Wsparcie kryzysowe o wartości 26 bilionów dolarów i pojawienie się szczepionek sprawiły, że powrót do normalności może okazać się szybszy niż wielu się spodziewało, jednak spuścizna skarłowaciałej edukacji, zlikwidowanych miejsc pracy, zadłużenia na poziomie zbliżonym do tego z czasów wojennych i pogłębiające się nierówności między rasami, płciami, pokoleniami i regionami pozostawiają trwałe blizny. „Po wyczerpującym roku bardzo łatwo jest odnieść wrażenie, że wszystko wróciło na właściwe tory” – mówi Vellore Arthi z Uniwersytetu Kalifornijskiego w Irvine, który zbadał długoterminowe skutki zdrowotne i gospodarcze wynikające z poprzednich kryzysów. „Ale wiele skutków, które obserwujemy z perspektywy czasu, często trwa od dziesięcioleci i nie można ich łatwo rozwiązać” – dodaje. Ubiegłoroczny spadek produktu krajowego brutto był największy od czasu Wielkiego Kryzysu. Międzynarodowa Organizacja Pracy szacuje, że kosztowało to równowartość 255 milionów etatów. Naukowcy z Pew Research Center uważają, że globalnie klasa średnia skurczyła się po raz pierwszy od lat 90. Koszty pandemii będą spadać nierównomiernie. Karta wyników opracowana przez Oxford Economics Ltd., zawierająca 31 wskaźników ze 162 krajów, wskazała Filipiny, Peru, Kolumbię i Hiszpanię jako gospodarki najbardziej narażone na długoterminowe negatywne skutki popandemiczne. W najlepszej sytuacji znalazły się: Australia, Japonia, Norwegia, Niemcy i Szwajcaria. „Powrót do standardu sprzed Covid zajmie trochę czasu” – powiedziała Carmen Reinhart, główna ekonomistka Banku Światowego.

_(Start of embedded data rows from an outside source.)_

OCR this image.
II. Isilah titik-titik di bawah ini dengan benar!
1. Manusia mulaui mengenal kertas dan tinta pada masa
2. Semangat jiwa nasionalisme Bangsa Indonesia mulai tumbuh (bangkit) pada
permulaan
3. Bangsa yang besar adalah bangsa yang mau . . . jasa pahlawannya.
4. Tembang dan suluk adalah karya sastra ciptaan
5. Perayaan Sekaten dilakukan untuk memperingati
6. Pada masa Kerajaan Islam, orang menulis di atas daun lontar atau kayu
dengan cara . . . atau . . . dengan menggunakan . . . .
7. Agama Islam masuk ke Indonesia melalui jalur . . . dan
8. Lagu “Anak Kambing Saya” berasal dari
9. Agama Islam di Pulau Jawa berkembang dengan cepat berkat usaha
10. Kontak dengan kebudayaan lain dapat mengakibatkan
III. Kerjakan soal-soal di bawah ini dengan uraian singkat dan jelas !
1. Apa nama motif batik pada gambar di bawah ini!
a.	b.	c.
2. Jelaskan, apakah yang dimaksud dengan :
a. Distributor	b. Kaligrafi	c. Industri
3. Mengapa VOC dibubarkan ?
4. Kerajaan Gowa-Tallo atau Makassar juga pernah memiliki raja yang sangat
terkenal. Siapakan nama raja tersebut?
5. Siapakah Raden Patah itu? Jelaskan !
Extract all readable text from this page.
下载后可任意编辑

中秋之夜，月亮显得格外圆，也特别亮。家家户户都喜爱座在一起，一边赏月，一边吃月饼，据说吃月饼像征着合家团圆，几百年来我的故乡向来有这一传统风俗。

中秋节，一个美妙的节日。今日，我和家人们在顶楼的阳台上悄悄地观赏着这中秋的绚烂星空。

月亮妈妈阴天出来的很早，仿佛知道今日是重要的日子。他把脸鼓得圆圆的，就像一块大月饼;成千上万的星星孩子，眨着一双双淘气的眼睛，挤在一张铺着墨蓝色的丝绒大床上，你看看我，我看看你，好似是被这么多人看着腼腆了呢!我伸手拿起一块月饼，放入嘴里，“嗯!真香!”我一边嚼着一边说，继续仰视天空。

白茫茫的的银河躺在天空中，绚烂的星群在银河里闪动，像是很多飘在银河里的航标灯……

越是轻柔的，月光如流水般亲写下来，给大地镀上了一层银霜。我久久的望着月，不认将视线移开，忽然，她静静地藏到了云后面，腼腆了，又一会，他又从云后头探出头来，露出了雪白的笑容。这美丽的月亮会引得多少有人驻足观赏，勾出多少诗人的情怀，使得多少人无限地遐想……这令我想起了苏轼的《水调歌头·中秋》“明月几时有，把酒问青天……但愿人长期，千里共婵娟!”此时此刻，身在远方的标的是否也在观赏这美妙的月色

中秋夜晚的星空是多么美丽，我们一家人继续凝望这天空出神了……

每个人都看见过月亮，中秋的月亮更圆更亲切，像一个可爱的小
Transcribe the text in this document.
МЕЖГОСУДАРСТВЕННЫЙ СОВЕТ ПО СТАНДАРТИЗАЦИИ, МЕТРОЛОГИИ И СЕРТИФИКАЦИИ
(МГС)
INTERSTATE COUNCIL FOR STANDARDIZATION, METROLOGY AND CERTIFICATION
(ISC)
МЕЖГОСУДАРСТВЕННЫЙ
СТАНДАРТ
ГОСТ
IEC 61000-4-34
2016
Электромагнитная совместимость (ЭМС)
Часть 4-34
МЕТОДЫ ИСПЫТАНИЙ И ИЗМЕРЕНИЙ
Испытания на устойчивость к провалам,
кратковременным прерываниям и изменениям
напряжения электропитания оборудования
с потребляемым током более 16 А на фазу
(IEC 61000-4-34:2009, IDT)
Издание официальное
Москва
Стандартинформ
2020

Nie wszystkie kraje będą odczuwały skutki pandemii w jednakowym stopniu. Międzynarodowy Fundusz Walutowy dostrzega, że w tym roku wirus w mniejszym stopniu doświadczył gospodarki rozwinięte, a kraje o niskich dochodach i rynki wschodzące ucierpiały dużo bardziej. W 2009 r. sytuacja była odwrotna – to kraje bogate ucierpiały mocniej.

W przypadku USA, prognozowany wzrost PKB na przyszły rok będzie nawet większy niż przewidywano przed Covid-19. Po tym jak gospodarka została zasilona wartymi biliony dolarów pakietami stymulacyjnymi, szacunki MFW prognozują tylko śladowe pocovidowe blizny dla Stanów Zjednoczonych. Bank Światowy ostrzegł w styczniowym raporcie, że jeżeli nie zostaną podjęte działania naprawcze, świat czeka dekada rozczarowań związanych z globalnym wzrostem. Eksperci, w tym Vellore Arthi, twierdzą, że najbliższa dekada wcale nie musi być stracona. Aby tak się stało, muszą jednak zostać podjęte właściwe kroki polityczne, zwłaszcza w zakresie przekwalifikowania pracowników i wsparcia najbardziej dotkniętych kryzysem. Jednym ze sposobów wyjścia z koronakryzysu jest zachęcanie do tworzenia zachęt dla biznesu, wspierających innowacyjność i inwestycje. Większość rządów i banki centralne już sygnalizują, że będą nadal intensywnie stymulować gospodarki. Według Catherine Mann, głównej ekonomistki Citigroup, odpowiedni rodzaj kombinacji polityk może spowodować odbicie w kierunku pełnego ożywienia. „Innowacje sprzyjają dynamicznemu wzrostowi produktywności, a nowe inwestycje podnoszą standard życia” – powiedziała. „Kluczowe są również strategie zatrzymywania i szkolenia pracowników, aby mogli korzystać z możliwości związanych z wyższą produktywnością”.